Why be a Crosby Scholar?
Now that you’re in high school, are you wondering how Crosby Scholars helps you?
We asked the Cruzat sisters to share some of their insights into the program. All four sisters attended or attend Early College and serve or have served as Crosby Scholars officers.
Marianne, 23, graduated from UNC-Chapel Hill and works with a San Francisco tech start-up. Although their mother received her master’s degree in the Philippines, the college system in the United States is a different process.
“Since I am the oldest sibling, I was the first one to try and navigate the craziness of college admissions – Crosby Scholars was tremendously helpful in guiding me through the process,” she said. “We’ve been involved in Crosby Scholars since middle school. Throughout our time in Crosby, there were a lot of great classes that helped me start thinking about how I should be thinking about things like time management and how to do well in school and leadership. It was helpful for me in middle school to guide my thinking to be prepared to go to college.”

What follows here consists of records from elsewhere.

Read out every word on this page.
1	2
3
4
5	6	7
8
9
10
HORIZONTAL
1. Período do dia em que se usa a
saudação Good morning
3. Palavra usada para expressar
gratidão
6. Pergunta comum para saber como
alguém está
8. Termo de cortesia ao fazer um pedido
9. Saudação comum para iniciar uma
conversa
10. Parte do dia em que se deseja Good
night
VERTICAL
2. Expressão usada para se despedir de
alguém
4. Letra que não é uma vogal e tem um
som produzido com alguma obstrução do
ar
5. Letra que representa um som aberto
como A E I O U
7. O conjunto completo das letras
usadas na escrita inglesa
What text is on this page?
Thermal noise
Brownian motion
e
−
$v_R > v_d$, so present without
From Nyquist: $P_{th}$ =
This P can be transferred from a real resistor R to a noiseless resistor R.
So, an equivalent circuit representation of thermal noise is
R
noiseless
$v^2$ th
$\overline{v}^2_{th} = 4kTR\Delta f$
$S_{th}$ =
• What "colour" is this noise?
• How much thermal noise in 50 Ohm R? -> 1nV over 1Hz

Marianne said that through Crosby Scholars, she met a group of peers who were equally motivated to pursue an excellent college experience. Through Crosby Scholars, she was able to find third-party scholarships, and she received the Last Dollar Grant, which lessened the burden of paying for her education.
Maria just graduated from UNC Charlotte, where she studied public health, international studies, and Spanish. She now works for an organization that helps make Bible translation possible. One of the key lessons she learned from Crosby Scholars in the High School Program is that “a lot of the preparation you need for applying for college happens junior year.”
“I think a lot about the Crosby Scholars motto ‘For college, for life,’” she said, because that proved true for her.
“The college tours helped a lot,” Maria said, since she did not have a parent who had attended college in the United States. For first-generation or minority students, she said that the invitation to attend a college tour plants a seed for a mindset that college is possible. The tours teach students the questions they should be asking during the college planning process.
“Early on, in middle school, Crosby ingrained in us to get involved in the community and do service work,” Maria said. “Doing that at an early age and through high school prepares you to have a service mindset and service attitude. I learned about the important work that different organizations in Winston-Salem were doing.”
She knew in college she wanted to cultivate that passion for service, and she asked herself, “what are the needs and how can I use my time to serve others?” she said. “That’s great college skills, but also great life skills.”
Monica, who is in her second year at UNC Chapel Hill, valued her Near Peer Advisor Blaine Pugh, who helped her navigate the college application process her last year of Early College.
“I didn’t realize I needed someone to help guide me through the whole process and time management,” she said. Pugh taught her balance that was critical to the college application process.
“I realized through him I was doing way too much,” she said. “He helped me work through that and manage my time better and analyze what is most important and how I can better use my time, like the clubs I had leadership positions in. He helped me realize I needed time to myself.”
The youngest sister, Michelle is a sophomore at Early College where she was elected Crosby Scholars Sophomore Vice President. She has learned from her sisters—and Crosby Scholars—that now is the time to start identifying what colleges interest her, and she appreciates the academies that have helped her with time management. Michelle, who is considering UNC-CH, knows that Crosby Scholars will be with her every step of the way to pursue whatever post-secondary goals she sets.
Their brother, Michael, will be a 6th grader at Hanes Middle School this year, and Marianne said it’s likely he, too, will enroll in Crosby Scholars.